В европейской культуре тема о трансформациях Человека развивается почти исключительно в русле секуляризованного сознания. Она не была близка духу Западного христианства, которое, в частности, не выработало собственной духовной практики (можно упомянуть здесь, что традиционно сближаемая с исихазмом система Духовных Упражнений Лойолы в аспекте трансформативности скорее принадлежит, не расходясь со своим именем, парадигме «духовных упражнений»). Сразу же очевидны два коренных отличия, которые обретает тема в этом русле. В структуре религиозных трансформативных практик и верований налицо сочетание, сопряжение собственной активности человека и действия внешних, божественных сил. В разных практиках можно видеть очень разные варианты этого сочетания, от полной пассивности человека в архаических верованиях до исихастской «синергии», отводящей человеку роль свободного, полноценного «соработника» Бога; в качестве общей тенденции, можно заметить, что с ходом истории значение человеческой активности неуклонно возрастает. В секулярной же культуре остается исключительно человеческий фактор. Наряду с этим — второе отличие — исчезает, разумеется, и всякий отсыл к загробной участи человека.

Но в своей новой форме тема долго не получала заметного развития. Новоевропейское мировоззрение, в целом, отнюдь не имело антропологической ориентации. Хотя одним из его лейтмотивов было активное утверждение автономии и прав человека-индивида, то был скорей социальный, чем собственно антропологический мотив. Интегральное видение феномена Человека в его целокупности и полноте было почти утрачено; в философии прогрессировали антиантропологические тенденции, редуцирующие человека или разлагающие его на абстрактные метафизические категории [6]. Пафос изменения, жажда избыть свою «ветхую» природу, претвориться в иное бытие — эти глубинные стимулы трансформативной струи в антропологии, имея религиозно-мистическую основу, в секулярной культуре умерли; ее пафос и жажда были отданы познанию мира.
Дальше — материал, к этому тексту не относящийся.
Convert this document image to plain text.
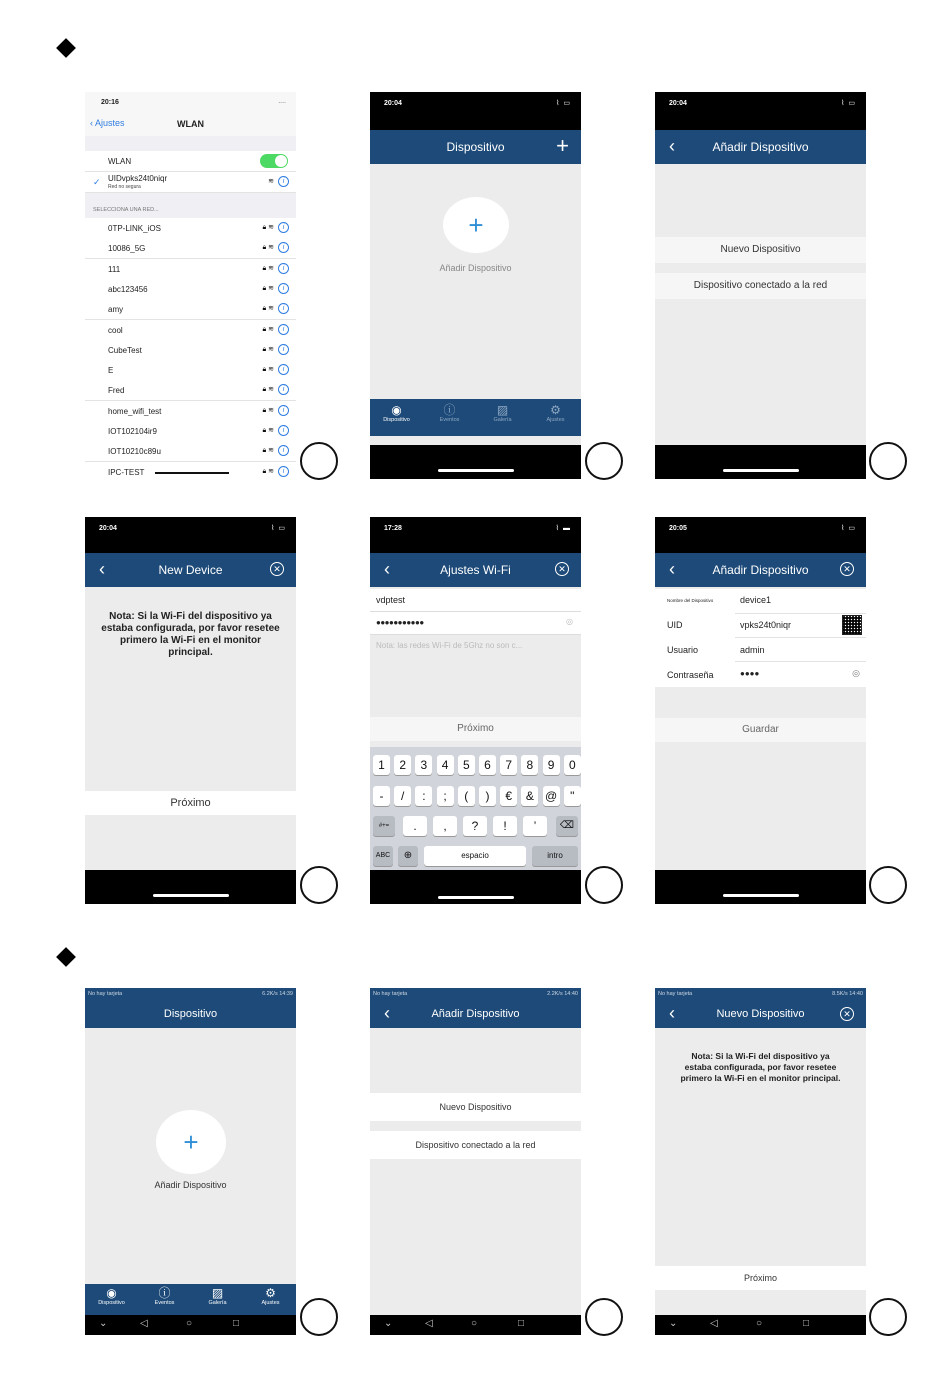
20:16	....
‹ Ajustes	WLAN
WLAN
✓ UIDvpks24t0niqr
Red no segura
≋ i
SELECCIONA UNA RED...
0TP-LINK_iOS	🔒︎ ≋ i
10086_5G	🔒︎ ≋ i
111	🔒︎ ≋ i
abc123456	🔒︎ ≋ i
amy	🔒︎ ≋ i
cool	🔒︎ ≋ i
CubeTest	🔒︎ ≋ i
E	🔒︎ ≋ i
Fred	🔒︎ ≋ i
home_wifi_test	🔒︎ ≋ i
IOT102104ir9	🔒︎ ≋ i
IOT10210c89u	🔒︎ ≋ i
IPC-TEST	🔒︎ ≋ i
20:04	⌇ ▭
Dispositivo	+
+
Añadir Dispositivo
◉
Dispositivo
ⓘ
Eventos
▨
Galería
⚙
Ajustes
20:04	⌇ ▭
‹	Añadir Dispositivo
Nuevo Dispositivo
Dispositivo conectado a la red
20:04	⌇ ▭
‹	New Device	✕
Nota: Si la Wi-Fi del dispositivo ya estaba configurada, por favor resetee primero la Wi-Fi en el monitor principal.
Próximo
17:28	⌇ ▬
‹	Ajustes Wi-Fi	✕
vdptest
●●●●●●●●●●●	◎
Nota: las redes Wi-Fi de 5Ghz no son c...
Próximo
1	2	3	4	5	6	7	8	9	0
-	/	:	;	(	)	€	& @	"
#+=	.	,	?	!	’	⌫
ABC	⊕	espacio	intro
20:05	⌇ ▭
‹	Añadir Dispositivo	✕
Nombre del Dispositivo	device1
UID	vpks24t0niqr
Usuario	admin
Contraseña	●●●●	◎
Guardar
No hay tarjeta	6.2K/s 14:39
Dispositivo
+
Añadir Dispositivo
◉
Dispositivo
ⓘ
Eventos
▨
Galería
⚙
Ajustes
⌄	◁	○	□
No hay tarjeta	2.2K/s 14:40
‹	Añadir Dispositivo
Nuevo Dispositivo
Dispositivo conectado a la red
⌄	◁	○	□
No hay tarjeta	8.5K/s 14:40
‹	Nuevo Dispositivo	✕
Nota: Si la Wi-Fi del dispositivo ya estaba configurada, por favor resetee primero la Wi-Fi en el monitor principal.
Próximo
⌄	◁	○	□
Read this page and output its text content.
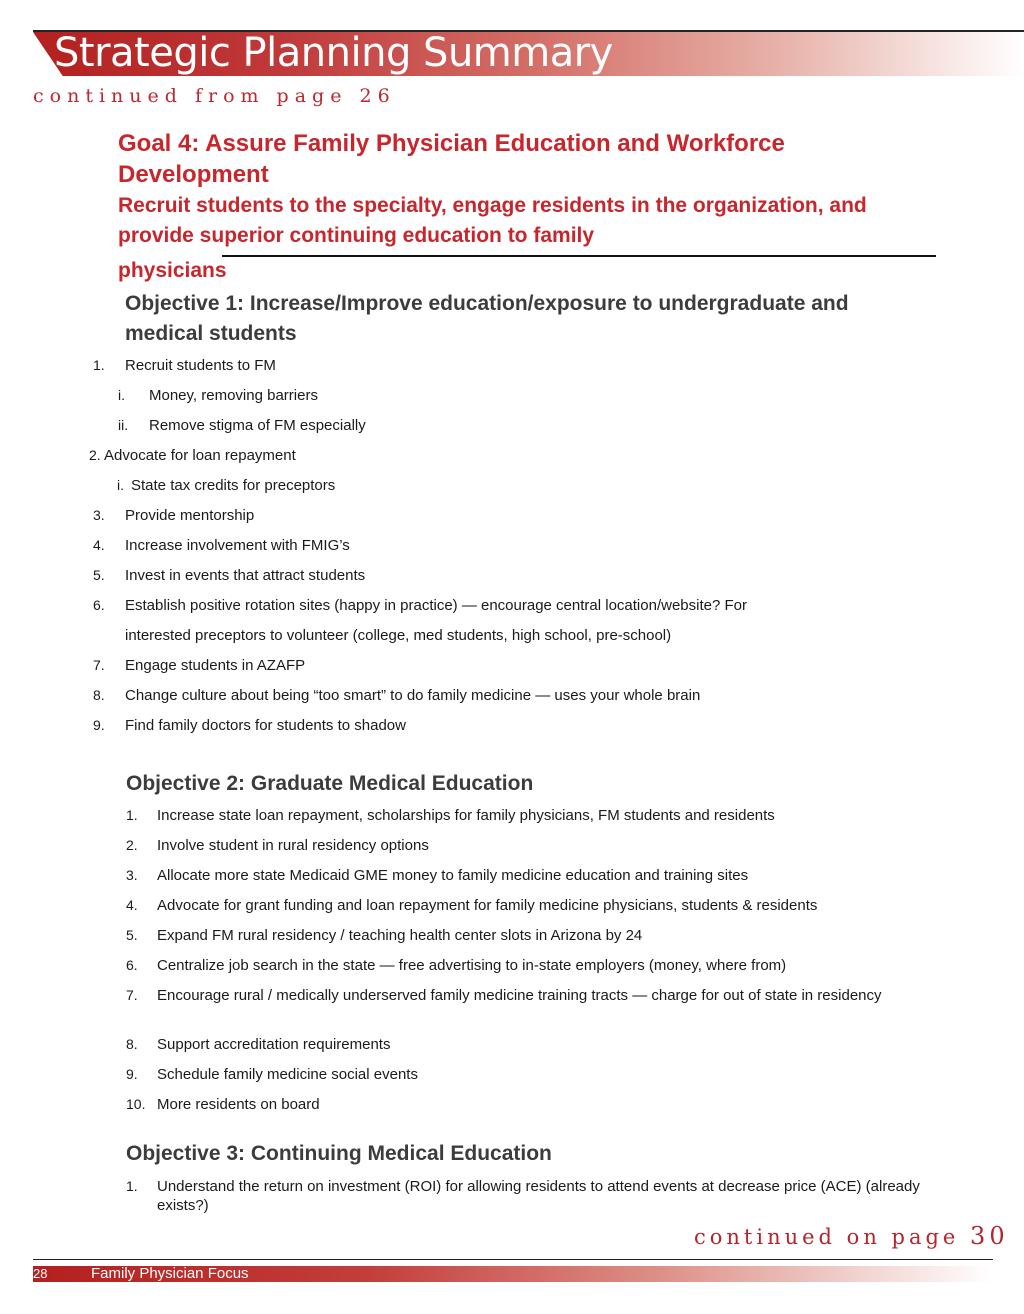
Strategic Planning Summary
continued from page 26
Goal 4: Assure Family Physician Education and Workforce Development
Recruit students to the specialty, engage residents in the organization, and provide superior continuing education to family
physicians
Objective 1: Increase/Improve education/exposure to undergraduate and medical students
1. Recruit students to FM
i. Money, removing barriers
ii. Remove stigma of FM especially
2. Advocate for loan repayment
i. State tax credits for preceptors
3. Provide mentorship
4. Increase involvement with FMIG’s
5. Invest in events that attract students
6. Establish positive rotation sites (happy in practice) — encourage central location/website? For
interested preceptors to volunteer (college, med students, high school, pre-school)
7. Engage students in AZAFP
8. Change culture about being “too smart” to do family medicine — uses your whole brain
9. Find family doctors for students to shadow
Objective 2: Graduate Medical Education
1. Increase state loan repayment, scholarships for family physicians, FM students and residents
2. Involve student in rural residency options
3. Allocate more state Medicaid GME money to family medicine education and training sites
4. Advocate for grant funding and loan repayment for family medicine physicians, students & residents
5. Expand FM rural residency / teaching health center slots in Arizona by 24
6. Centralize job search in the state — free advertising to in-state employers (money, where from)
7. Encourage rural / medically underserved family medicine training tracts — charge for out of state in residency
8. Support accreditation requirements
9. Schedule family medicine social events
10. More residents on board
Objective 3: Continuing Medical Education
1. Understand the return on investment (ROI) for allowing residents to attend events at decrease price (ACE) (already exists?)
continued on page 30
28	Family Physician Focus
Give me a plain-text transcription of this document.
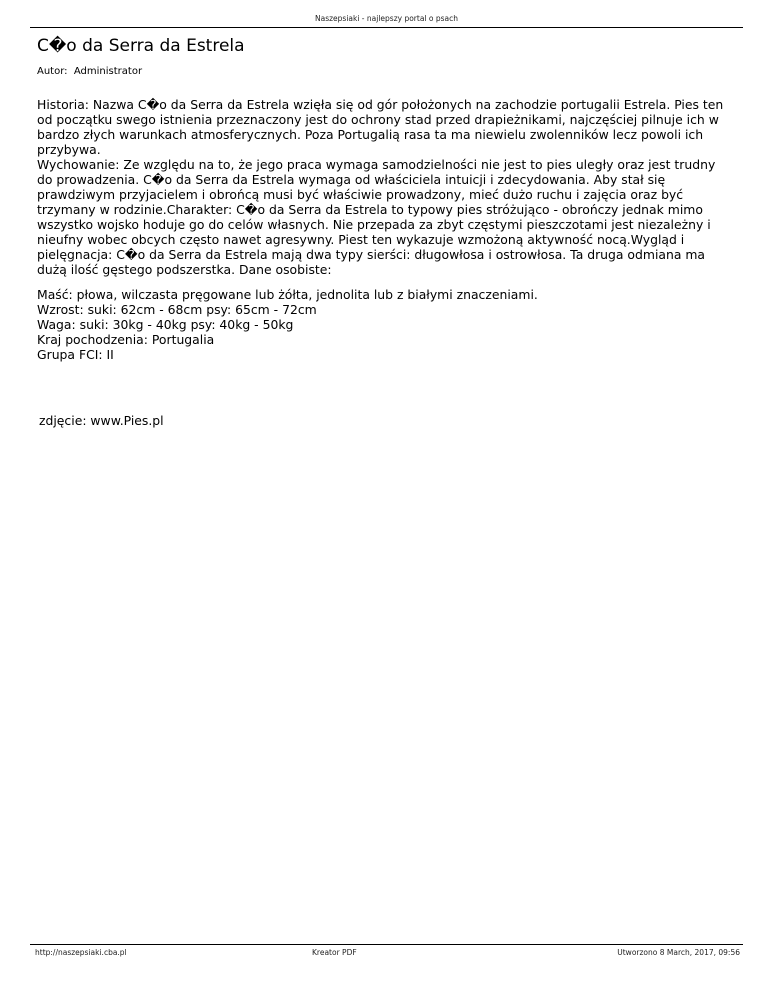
Naszepsiaki - najlepszy portal o psach
C�o da Serra da Estrela
Autor: Administrator

Historia: Nazwa C�o da Serra da Estrela wzięła się od gór położonych na zachodzie portugalii Estrela. Pies ten od początku swego istnienia przeznaczony jest do ochrony stad przed drapieżnikami, najczęściej pilnuje ich w bardzo złych warunkach atmosferycznych. Poza Portugalią rasa ta ma niewielu zwolenników lecz powoli ich przybywa.

Wychowanie: Ze względu na to, że jego praca wymaga samodzielności nie jest to pies uległy oraz jest trudny do prowadzenia. C�o da Serra da Estrela wymaga od właściciela intuicji i zdecydowania. Aby stał się prawdziwym przyjacielem i obrońcą musi być właściwie prowadzony, mieć dużo ruchu i zajęcia oraz być trzymany w rodzinie.Charakter: C�o da Serra da Estrela to typowy pies stróżująco - obrończy jednak mimo wszystko wojsko hoduje go do celów własnych. Nie przepada za zbyt częstymi pieszczotami jest niezależny i nieufny wobec obcych często nawet agresywny. Piest ten wykazuje wzmożoną aktywność nocą.Wygląd i pielęgnacja: C�o da Serra da Estrela mają dwa typy sierści: długowłosa i ostrowłosa. Ta druga odmiana ma dużą ilość gęstego podszerstka. Dane osobiste:

Maść: płowa, wilczasta pręgowane lub żółta, jednolita lub z białymi znaczeniami.

Wzrost: suki: 62cm - 68cm psy: 65cm - 72cm

Waga: suki: 30kg - 40kg psy: 40kg - 50kg

Kraj pochodzenia: Portugalia

Grupa FCI: II

zdjęcie: www.Pies.pl
http://naszepsiaki.cba.pl	Kreator PDF	Utworzono 8 March, 2017, 09:56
Хотя были и исключения, подтверждающие правило, — отдельные яркие примеры пантеистической мистики творческого усилия человека, на пике своем достигающего бытийного претворения. Таковы Гете, Рильке, выразившие трансформативный импульс в чеканных девизах: Stirb und werde! Wolle die Wandlung! — Но, в целом, невзирая на эти исключения, тема о трансформациях Человека становится чисто умозрительной, да и в такой форме она всплывает не столько в философиях или научных теориях, сколько в утопиях и литературных фантазиях. Они тоже были немногочисленны: создаваемые утопии были плодами в первую очередь социального, затем научно-технического, и лишь изредка — антропологического воображения. За долгий период мы не найдем в нашей теме ни одного крупного вклада, ни одного значительного имени, кроме, может быть, Джонатана Свифта.